Frankly, I believe the whole burger thing is way over played. But it seems I’m the only one who thinks so. “Burger mania” has taken the town by storm, and grass-fed is the en vogue choice of meat among Atlanta’s new hip burger joints.
Flip Burger Boutique (1587 Howell Mill Road, Atlanta, 404.343.1609) was the first full blown burger concept in town to exclusively offer this form of humanely raised beef when culinary director, Richard Blais, made the switch to 100% grass-fed from a unique blend of corn-fed beef that included brisket.
Recently opened Farm Burger (410 B West Ponce De Leon Avenue, Decatur, 404.378.5077) is the first of two trendy burger joints to open this spring claiming to strictly serve locally raised grass-fed burger meat. The other is Shaun Doty’s highly anticipated Yeah! Burger, slated to open this month in White Provisions on the Westside — probably already slinging burgers by the time you’re reading this. A second location is already under construction in Virginia Highland.

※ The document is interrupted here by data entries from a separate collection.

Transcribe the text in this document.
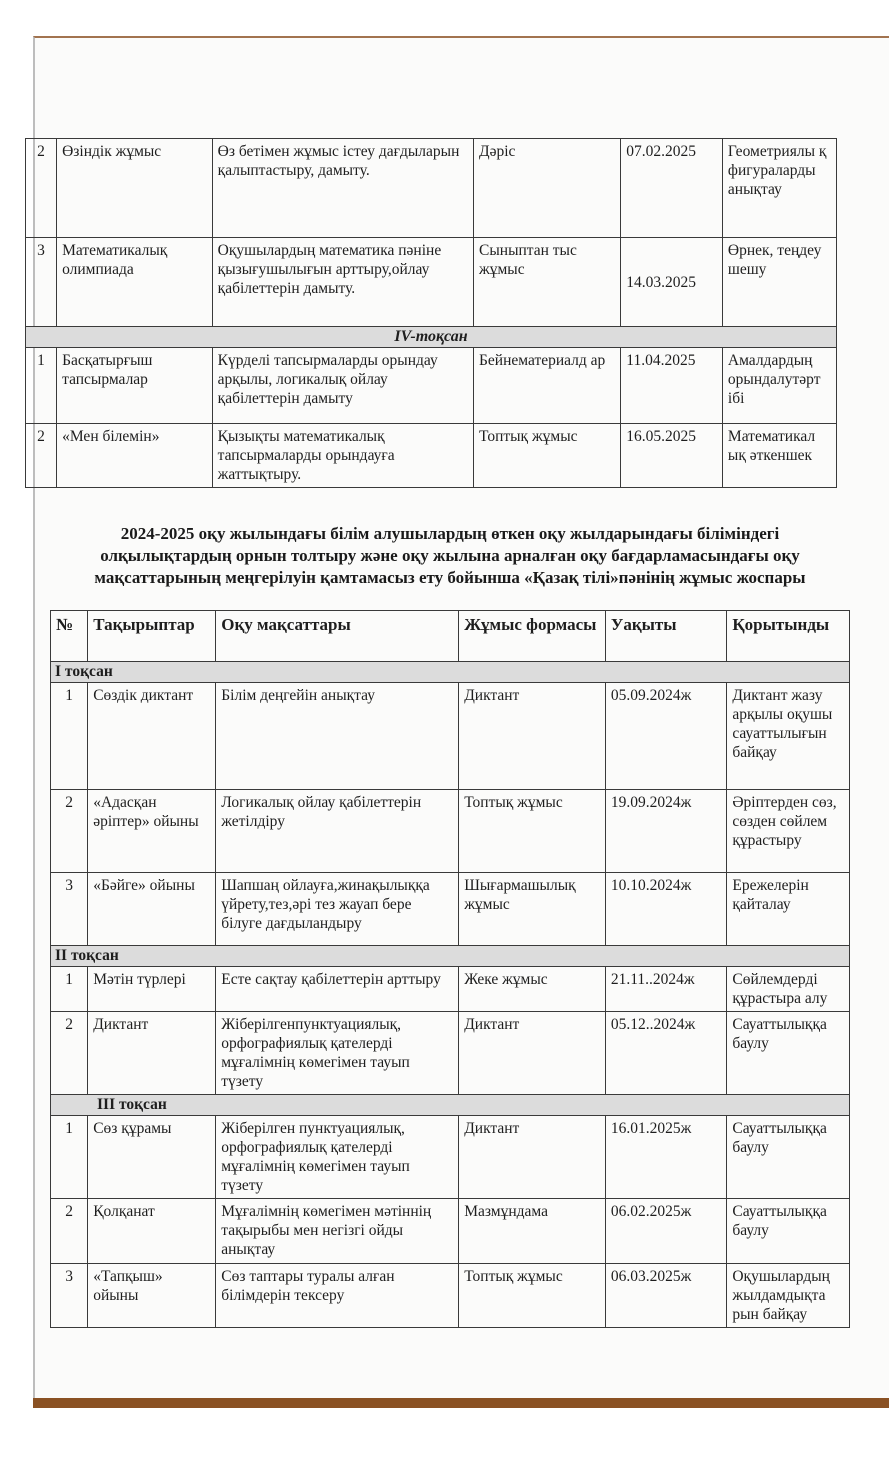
2	Өзіндік жұмыс	Өз бетімен жұмыс істеу дағдыларын қалыптастыру, дамыту.	Дәріс	07.02.2025	Геометриялы қ фигураларды анықтау
3	Математикалық олимпиада	Оқушылардың математика пәніне қызығушылығын арттыру,ойлау қабілеттерін дамыту.	Сыныптан тыс жұмыс	14.03.2025	Өрнек, теңдеу шешу
IV-тоқсан					
1	Басқатырғыш тапсырмалар	Күрделі тапсырмаларды орындау арқылы, логикалық ойлау қабілеттерін дамыту	Бейнематериалд ар	11.04.2025	Амалдардың орындалутәрт ібі
2	«Мен білемін»	Қызықты математикалық тапсырмаларды орындауға жаттықтыру.	Топтық жұмыс	16.05.2025	Математикал ық әткеншек
2024-2025 оқу жылындағы білім алушылардың өткен оқу жылдарындағы біліміндегі олқылықтардың орнын толтыру және оқу жылына арналған оқу бағдарламасындағы оқу мақсаттарының меңгерілуін қамтамасыз ету бойынша «Қазақ тілі»пәнінің жұмыс жоспары
№	Тақырыптар	Оқу мақсаттары	Жұмыс формасы	Уақыты	Қорытынды
I тоқсан					
1	Сөздік диктант	Білім деңгейін анықтау	Диктант	05.09.2024ж	Диктант жазу арқылы оқушы сауаттылығын байқау
2	«Адасқан әріптер» ойыны	Логикалық ойлау қабілеттерін жетілдіру	Топтық жұмыс	19.09.2024ж	Әріптерден сөз, сөзден сөйлем құрастыру
3	«Бәйге» ойыны	Шапшаң ойлауға,жинақылыққа үйрету,тез,әрі тез жауап бере білуге дағдыландыру	Шығармашылық жұмыс	10.10.2024ж	Ережелерін қайталау
II тоқсан					
1	Мәтін түрлері	Есте сақтау қабілеттерін арттыру	Жеке жұмыс	21.11..2024ж	Сөйлемдерді құрастыра алу
2	Диктант	Жіберілгенпунктуациялық, орфографиялық қателерді мұғалімнің көмегімен тауып түзету	Диктант	05.12..2024ж	Сауаттылыққа баулу
III тоқсан					
1	Сөз құрамы	Жіберілген пунктуациялық, орфографиялық қателерді мұғалімнің көмегімен тауып түзету	Диктант	16.01.2025ж	Сауаттылыққа баулу
2	Қолқанат	Мұғалімнің көмегімен мәтіннің тақырыбы мен негізгі ойды анықтау	Мазмұндама	06.02.2025ж	Сауаттылыққа баулу
3	«Тапқыш» ойыны	Сөз таптары туралы алған білімдерін тексеру	Топтық жұмыс	06.03.2025ж	Оқушылардың жылдамдықта рын байқау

Food is like sex; you don’t forget your first time — good or bad. And based on my meals at Flip and Farm Burger, two major grass-fed players feeding a whole bunch of first-timers, grass-fed virgins are getting, uh, shorted.
By now, most everybody is aware that grass-fed meat contains less intramuscular fat than that of corn-fed, making preparation extremely difficult, especially in fast-paced environments.

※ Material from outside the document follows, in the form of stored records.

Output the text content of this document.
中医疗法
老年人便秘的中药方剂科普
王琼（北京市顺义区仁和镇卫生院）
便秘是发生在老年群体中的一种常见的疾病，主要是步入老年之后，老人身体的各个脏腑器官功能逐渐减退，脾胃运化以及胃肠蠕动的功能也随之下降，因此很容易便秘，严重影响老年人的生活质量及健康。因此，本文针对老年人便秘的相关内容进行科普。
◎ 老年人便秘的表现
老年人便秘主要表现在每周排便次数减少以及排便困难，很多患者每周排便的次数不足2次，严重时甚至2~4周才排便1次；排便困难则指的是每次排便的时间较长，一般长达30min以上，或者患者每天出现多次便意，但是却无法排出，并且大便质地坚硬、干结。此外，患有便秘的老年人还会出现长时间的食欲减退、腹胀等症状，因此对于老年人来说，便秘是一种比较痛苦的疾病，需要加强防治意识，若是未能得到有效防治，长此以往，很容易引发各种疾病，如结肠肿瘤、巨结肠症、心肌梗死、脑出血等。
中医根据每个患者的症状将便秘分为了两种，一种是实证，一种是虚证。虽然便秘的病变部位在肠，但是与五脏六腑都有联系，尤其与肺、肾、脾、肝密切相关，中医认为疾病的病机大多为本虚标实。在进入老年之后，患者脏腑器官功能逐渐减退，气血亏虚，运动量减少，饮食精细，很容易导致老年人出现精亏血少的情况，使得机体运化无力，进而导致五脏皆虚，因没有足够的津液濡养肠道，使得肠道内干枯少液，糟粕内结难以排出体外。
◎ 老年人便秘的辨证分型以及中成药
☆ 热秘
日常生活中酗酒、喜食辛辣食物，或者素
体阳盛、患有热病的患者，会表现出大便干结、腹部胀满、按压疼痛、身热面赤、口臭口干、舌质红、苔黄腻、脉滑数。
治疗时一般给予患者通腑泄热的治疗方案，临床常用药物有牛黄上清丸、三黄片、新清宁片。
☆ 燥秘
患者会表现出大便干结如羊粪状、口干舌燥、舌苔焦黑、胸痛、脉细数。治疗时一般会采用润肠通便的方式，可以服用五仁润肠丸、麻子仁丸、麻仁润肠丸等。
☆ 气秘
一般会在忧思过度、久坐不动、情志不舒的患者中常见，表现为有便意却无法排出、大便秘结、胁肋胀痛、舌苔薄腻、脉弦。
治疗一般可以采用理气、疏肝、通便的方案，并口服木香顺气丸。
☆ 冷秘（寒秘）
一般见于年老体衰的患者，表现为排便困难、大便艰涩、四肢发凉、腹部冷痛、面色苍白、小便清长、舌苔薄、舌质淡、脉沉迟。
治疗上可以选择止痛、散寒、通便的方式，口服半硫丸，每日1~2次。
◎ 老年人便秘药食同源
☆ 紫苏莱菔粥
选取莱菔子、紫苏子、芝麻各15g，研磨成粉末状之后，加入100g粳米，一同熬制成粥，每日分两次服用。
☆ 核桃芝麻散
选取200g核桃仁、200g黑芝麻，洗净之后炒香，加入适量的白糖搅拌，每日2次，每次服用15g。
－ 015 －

Make no mistake, besides being healthier — and, despite its lower fat content — grass-fed burgers are superior in taste to any other, even kobe. IF prepared properly.
Let’s take a closer look at Flip and Farm Burger to see what’s wrong.
Starting with Flip Burger Boutique, the strength here lies in Blais with his witty creations and fun flavor combinations. But his kitchen staff does to grass-fed meat what BP is doing to the Gulf of Mexico.
To start, the burgers taste grossly over seasoned and salty, which explains why the burgers at Flip, after the switch to grass-fed, became weighty, and sometimes dense miniature hunks of meat that are better served as weapons than food.
Most seasoning is high in sodium. Sodium eats fat.
Salt shouldn’t be caught anywhere near grass-fed beef, nonetheless touch it.
To add insult to injury, Flip’s kitchen goes about their busy day perfectly happy to incinerate all burgers to a stiff medium-well, regardless, and I assume blissfully blind to the fact that the ticket swinging in the window displaying my order specifically says medium rare.
When handling this delicate beef one must respect its limitations. Once it’s cooked to medium temperature or higher, it’s not only stripped of its distinct clean flavor that makes it such a wonderful meat, but it’s also hijacked of its health benefits.
Why can’t the kitchen at Flip cook a burger to temperature? I asked two different servers, and was told it’s a volume issue.
Perhaps grass-fed isn’t the best choice for this fast-paced burger joint.
Grass-fed beef, however, is without doubt the only option for newly opened Farm Burger in Decatur, given who they are (the same folks as Farm 255 in Athens) and what they stand for.
Farm Burger boasts locally raised grass-fed meat that’s aged first, then freshly grinded in house.
The kitchen here seems to have a better grasp of the product. Seasoning, if any at all, is judiciously applied. But they, too, are experiencing technical difficulties cooking to temperature. Why? Like Flip, I’m told it’s a volume issue.
The first week Farm Burger opened, the menu claimed chef would cook your burger to what he thought to be perfect temperature. Our burgers arrived medium-well.
During a recent visit I was informed burgers are only cooked to two temperatures, medium and well done. Huh? Why not medium rare and medium well? Anything over medium is the same, anyway.
This begs the question. If you can’t work within a product’s limitations, why work with that product at all? In this case, I do see Farm Burger’s point. I don’t agree with their two-temp solution.
Many first-timers will visit Farm Burger seeking a real grass-fed experience. Is a medium rare hamburger too much to ask?
So, what if your grass-fed cherry was popped at Flip or Farm Burger? No worries my dear reader, if it is a true grass-fed experience you seek, I recommend a visit to Muss & Turner’s (1675 Cumberland Pkwy, Smryna, 770.434.1114). Though not technically a hamburger house, Todd Mussman serves up one studly burger, the best in town. It’s a lush locally raised grass-fed burger cooked perfectly to a gushy medium rare. Juicy and dripping with healthy omega-3s, Mussman’s burger possesses a certain seductive silky center to go along with that sexy grass-fed flavor.